This article describes how to use Looker with a Databricks cluster or Databricks SQL warehouse (formerly Databricks SQL endpoint).
When persistent derived tables (PDTs) are enabled, by default Looker regenerates PDTs every 5 minutes by connecting to the associated database. Databricks recommends that you change the default frequency to avoid incurring excess compute costs. For more information, see Enable and manage persistent derived tables (PDTs).
Before you connect to Looker manually, you need the following:
A cluster or SQL warehouse in your Databricks workspace.
The connection details for your cluster or SQL warehouse, specifically the Server Hostname, Port, and HTTP Path values.
A Databricks personal access token.. To create a personal access token, do the following:
In your Databricks workspace, click your Databricks username in the top bar, and then select User Settings from the drop down.
Next to Access tokens, click Manage.
Click Generate new token.
(Optional) Enter a comment that helps you to identify this token in the future, and change the token’s default lifetime of 90 days. To create a token with no lifetime (not recommended), leave the Lifetime (days) box empty (blank).
Copy the displayed token to a secure location, and then click Done.
Be sure to save the copied token in a secure location. Do not share your copied token with others. If you lose the copied token, you cannot regenerate that exact same token. Instead, you must repeat this procedure to create a new token. If you lose the copied token, or you believe that the token has been compromised, Databricks strongly recommends that you immediately delete that token from your workspace by clicking the trash can (Revoke) icon next to the token on the Access tokens page.
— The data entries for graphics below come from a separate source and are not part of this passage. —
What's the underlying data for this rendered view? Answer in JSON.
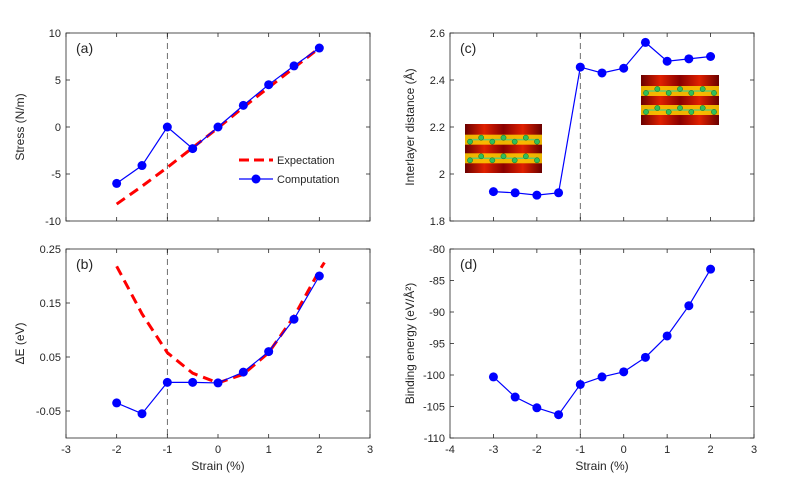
{
  "figure": {
    "style": {
      "computation_color": "#0000ff",
      "expectation_color": "#ff0000",
      "axis_color": "#262626",
      "reference_line_color": "#000000"
    },
    "reference_strain": -1
  },
  "chart_data": [
    {
      "id": "a",
      "type": "line",
      "panel_label": "(a)",
      "title": "",
      "xlabel": "",
      "ylabel": "Stress (N/m)",
      "xlim": [
        -3,
        3
      ],
      "ylim": [
        -10,
        10
      ],
      "xticks": [
        -3,
        -2,
        -1,
        0,
        1,
        2,
        3
      ],
      "xtick_labels": [],
      "yticks": [
        -10,
        -5,
        0,
        5,
        10
      ],
      "ytick_labels": [
        "-10",
        "-5",
        "0",
        "5",
        "10"
      ],
      "series": [
        {
          "name": "Expectation",
          "style": "dashed",
          "x": [
            -2,
            -1.5,
            -1,
            -0.5,
            0,
            0.5,
            1,
            1.5,
            2
          ],
          "y": [
            -8.2,
            -6.3,
            -4.3,
            -2.2,
            -0.1,
            2.1,
            4.2,
            6.3,
            8.4
          ]
        },
        {
          "name": "Computation",
          "style": "line-marker",
          "x": [
            -2,
            -1.5,
            -1,
            -0.5,
            0,
            0.5,
            1,
            1.5,
            2
          ],
          "y": [
            -6.0,
            -4.1,
            0.0,
            -2.3,
            0.0,
            2.3,
            4.5,
            6.5,
            8.4
          ]
        }
      ],
      "legend": {
        "location": "center-right",
        "entries": [
          "Expectation",
          "Computation"
        ]
      }
    },
    {
      "id": "b",
      "type": "line",
      "panel_label": "(b)",
      "title": "",
      "xlabel": "Strain (%)",
      "ylabel": "ΔE (eV)",
      "xlim": [
        -3,
        3
      ],
      "ylim": [
        -0.1,
        0.25
      ],
      "xticks": [
        -3,
        -2,
        -1,
        0,
        1,
        2,
        3
      ],
      "xtick_labels": [
        "-3",
        "-2",
        "-1",
        "0",
        "1",
        "2",
        "3"
      ],
      "yticks": [
        -0.05,
        0.05,
        0.15,
        0.25
      ],
      "ytick_labels": [
        "-0.05",
        "0.05",
        "0.15",
        "0.25"
      ],
      "series": [
        {
          "name": "Expectation",
          "style": "dashed",
          "x": [
            -2,
            -1.5,
            -1,
            -0.5,
            0,
            0.5,
            1,
            1.5,
            2,
            2.1
          ],
          "y": [
            0.218,
            0.13,
            0.058,
            0.02,
            0.002,
            0.018,
            0.058,
            0.125,
            0.21,
            0.225
          ]
        },
        {
          "name": "Computation",
          "style": "line-marker",
          "x": [
            -2,
            -1.5,
            -1,
            -0.5,
            0,
            0.5,
            1,
            1.5,
            2
          ],
          "y": [
            -0.035,
            -0.055,
            0.003,
            0.003,
            0.002,
            0.022,
            0.06,
            0.12,
            0.2
          ]
        }
      ]
    },
    {
      "id": "c",
      "type": "line",
      "panel_label": "(c)",
      "title": "",
      "xlabel": "",
      "ylabel": "Interlayer distance (Å)",
      "xlim": [
        -4,
        3
      ],
      "ylim": [
        1.8,
        2.6
      ],
      "xticks": [
        -4,
        -3,
        -2,
        -1,
        0,
        1,
        2,
        3
      ],
      "xtick_labels": [],
      "yticks": [
        1.8,
        2.0,
        2.2,
        2.4,
        2.6
      ],
      "ytick_labels": [
        "1.8",
        "2",
        "2.2",
        "2.4",
        "2.6"
      ],
      "series": [
        {
          "name": "Computation",
          "style": "line-marker",
          "x": [
            -3,
            -2.5,
            -2,
            -1.5,
            -1,
            -0.5,
            0,
            0.5,
            1,
            1.5,
            2
          ],
          "y": [
            1.925,
            1.92,
            1.91,
            1.92,
            2.455,
            2.43,
            2.45,
            2.56,
            2.48,
            2.49,
            2.5
          ]
        }
      ],
      "insets": [
        {
          "name": "interlayer-structure-compressed",
          "location": "left"
        },
        {
          "name": "interlayer-structure-stretched",
          "location": "upper-right"
        }
      ]
    },
    {
      "id": "d",
      "type": "line",
      "panel_label": "(d)",
      "title": "",
      "xlabel": "Strain (%)",
      "ylabel": "Binding energy (eV/Å²)",
      "xlim": [
        -4,
        3
      ],
      "ylim": [
        -110,
        -80
      ],
      "xticks": [
        -4,
        -3,
        -2,
        -1,
        0,
        1,
        2,
        3
      ],
      "xtick_labels": [
        "-4",
        "-3",
        "-2",
        "-1",
        "0",
        "1",
        "2",
        "3"
      ],
      "yticks": [
        -110,
        -105,
        -100,
        -95,
        -90,
        -85,
        -80
      ],
      "ytick_labels": [
        "-110",
        "-105",
        "-100",
        "-95",
        "-90",
        "-85",
        "-80"
      ],
      "series": [
        {
          "name": "Computation",
          "style": "line-marker",
          "x": [
            -3,
            -2.5,
            -2,
            -1.5,
            -1,
            -0.5,
            0,
            0.5,
            1,
            1.5,
            2
          ],
          "y": [
            -100.3,
            -103.5,
            -105.2,
            -106.3,
            -101.5,
            -100.3,
            -99.5,
            -97.2,
            -93.8,
            -89.0,
            -83.2
          ]
        }
      ]
    }
  ]
}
If you are not able to create or use tokens in your workspace, this might be because your workspace administrator has disabled tokens or has not given you permission to create or use tokens. See your workspace administrator or the following:
As a security best practice, when you authenticate with automated tools, systems, scripts, and apps, Databricks recommends that you use personal access tokens belonging to service principals instead of workspace users. To create tokens for service principals, see Manage tokens for a service principal.
To connect to Looker manually, do the following:
In Looker, click Admin > Connections > Add Connection.
Enter a unique Name for the connection.
Connection names should contain only lowercase letters, numbers, and underscores. Other characters might be accepted but could cause unexpected results later.
For Dialect, select Databricks.
For Remote Host, enter the Server Hostname from the requirements.
For Port, enter the Port from the requirements.
For Database, enter the name of the database in the workspace that you want to access through the connection (for example,
For Username, enter the word
For Password, enter your personal access token from the requirements.
For Additional Params, enter
<http-path>with the HTTP Path value from the requirements.
For PDT And Datagroup Maintenance Schedule, enter a valid
cronexpression to change the default frequency for regenerating PDTs. The default frequency is every five minutes.
If you want to translate queries into other time zones, adjust Query Time Zone.
For the remaining fields, keep the defaults, in particular:
Keep the Max Connections and Connection Pool Timeout defaults.
Leave Database Time Zone blank (assuming that you are storing everything in UTC).
Click Test These Settings.
If the test succeeds, click Add Connection.
This section creates a project and runs the generator. The following steps assume that there are permanent tables stored in the database for your connection.
On the Develop menu, turn on Development Mode.
Click Develop > Manage LookML Projects.
Click New LookML Project.
Enter a unique Project Name.
Project names should contain only lowercase letters, numbers, and underscores. Other characters might be accepted but could produce unexpected results later.
For Connection, select the name of the connection from Step 2.
For Schemas, enter
default, unless you have other databases to model through the connection.
For the remaining fields, keep the defaults, in particular:
Leave Starting Point set to Generate Model from Database Schema.
Leave Build Views From set to All Tables.
Click Create Project.
After you create the project and the generator runs, Looker displays a user interface with one
.model file and multiple
.view files. The
.model file shows the tables in the schema and any discovered join relations between them, and the
.view files list each dimension (column) available for each table in the schema.
To begin working with your project, see the following resources on the Looker website:
Looker can reduce query times and database loads by creating persistent derived tables (PDTs). A PDT is a derived table that Looker writes into a scratch schema in your database. Looker then regenerates the PDT on the schedule that you specify. For more information, see Persistent derived tables (PDTs) in the Looker documentation.
To enable PDTs for a database connection, select Persistent Derived Tables for that connection and complete the on-screen instructions. For more information, see Persistent Derived Tables and Configuring Separate Login Credentials for PDT Processes in the Looker documentation.
When PDTs are enabled, by default Looker regenerates PDTs every 5 minutes by connecting to the associated database. Looker restarts the associated Databricks resource if it is stopped. Databricks recommends that you change the default frequency by setting the PDT And Datagroup Maintenance Schedule field for your database connection to a valid
cron expression. For more information, see PDT and Datagroup Maintenance Schedule in the Looker documentation.
To enable PDTs or to change the PDT regeneration frequency for an existing database connection, click Admin > Database Connections, click Edit next to your database connection, and follow the preceding instructions.